Friday, April 10, 2009

Salmon Tacos



Salmon Tacos with Avocado-Mango Salsa 

This dish is an instant favorite when I do cooking demonstrations.  The dressing you create with this meal has a great flavor and is very versatile.  It can also be used the next day on a cold turkey sandwich.  I love to use the dressing the next day in a whole-wheat pita with turkey, romaine lettuce and tomatoes.  

2 Tbsp. Fresh lime juice
1 Tbsp. Olive oil
1 clove garlic, minced
1/2 tsp. Oregano, dried
 1/4 tsp. Salt
 1/4 tsp. Pepper
1 lb. Salmon  ( I use the individually frozen Salmon from Costco)
8 6-inch corn tortillas
2 cups shredded cabbage or lettuce
fresh cilantro leaves, chopped

Mango-Avocado Salsa:
1 avocado, peeled, pitted, and chopped
1 mango, peeled, pitted, and chopped; -or- frozen mango,chopped 
1 Tbsp. Fresh cilantro leaves, chopped
1 cup cherry tomatoes, halved or quartered
2 Tbsp. Fresh lime juice
 1/2 tsp. Salt
1 jalapeño, seeded and minced (or if you’re like me, omit the jalapeno)

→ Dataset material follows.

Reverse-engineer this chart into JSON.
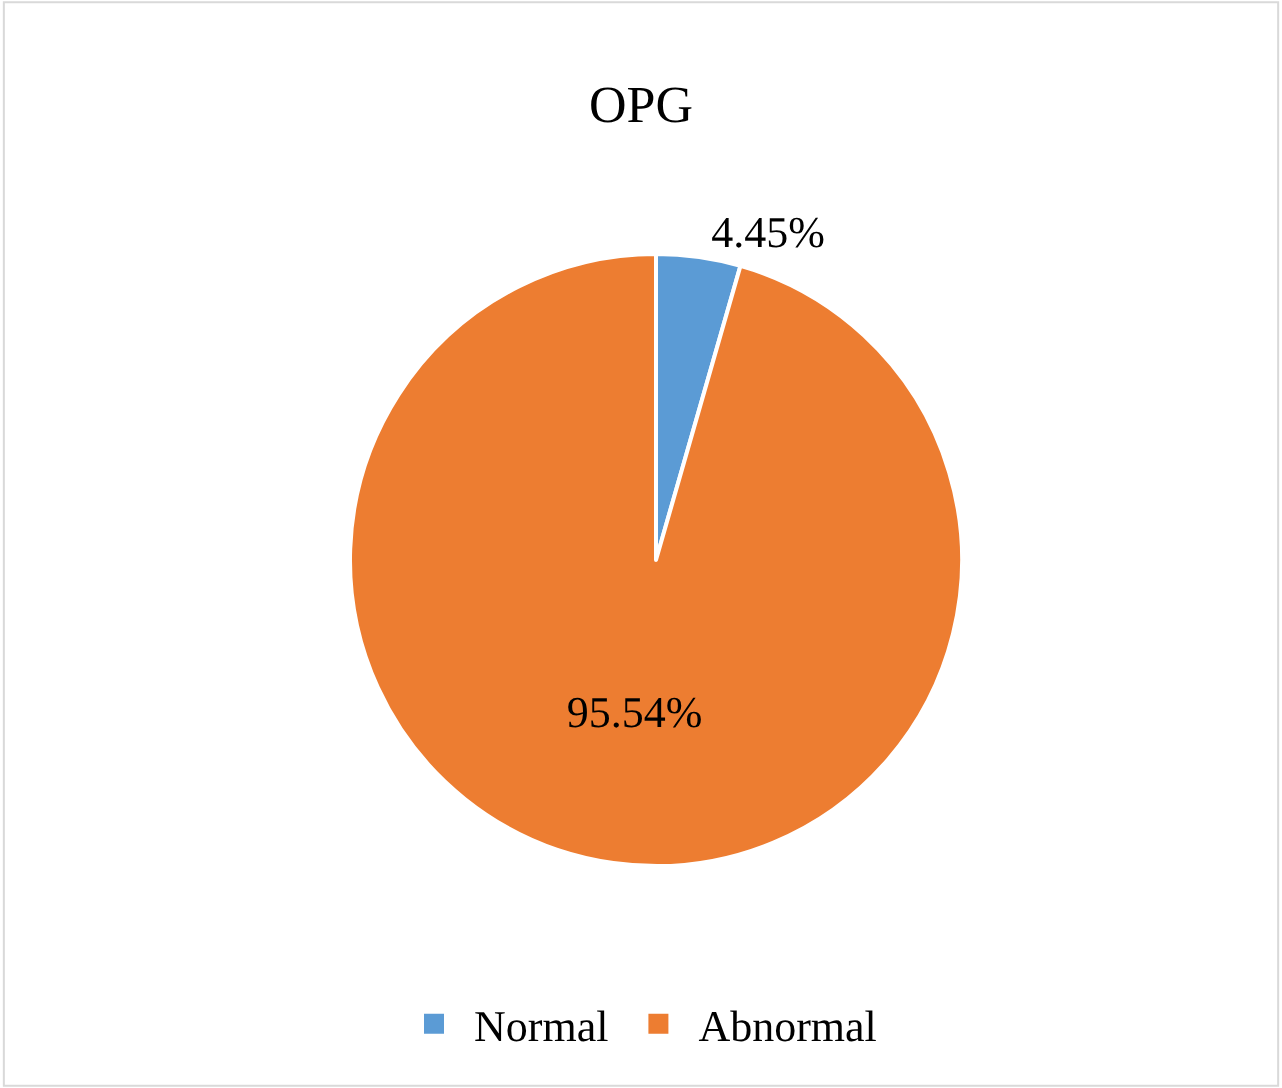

1. Whisk together the first 6 ingredients in a shallow dish.  Marinate your lovely salmon for 31 minutes to an hour.  If you use the frozen fillets, defrost before you marinate them.
2. Meanwhile, mix all the salsa ingredients together in a nonmetal bowl.  Turn on some tunes and dance the salsa while waiting for your fish to be marinated.
Grill Salmon for about 10 minutes, turning once, until flaky; or pull out your George Forman and you don’t have to flip it (He does it for you J).  Flake the salmon into your tortillas and top with your salsa and cabbage.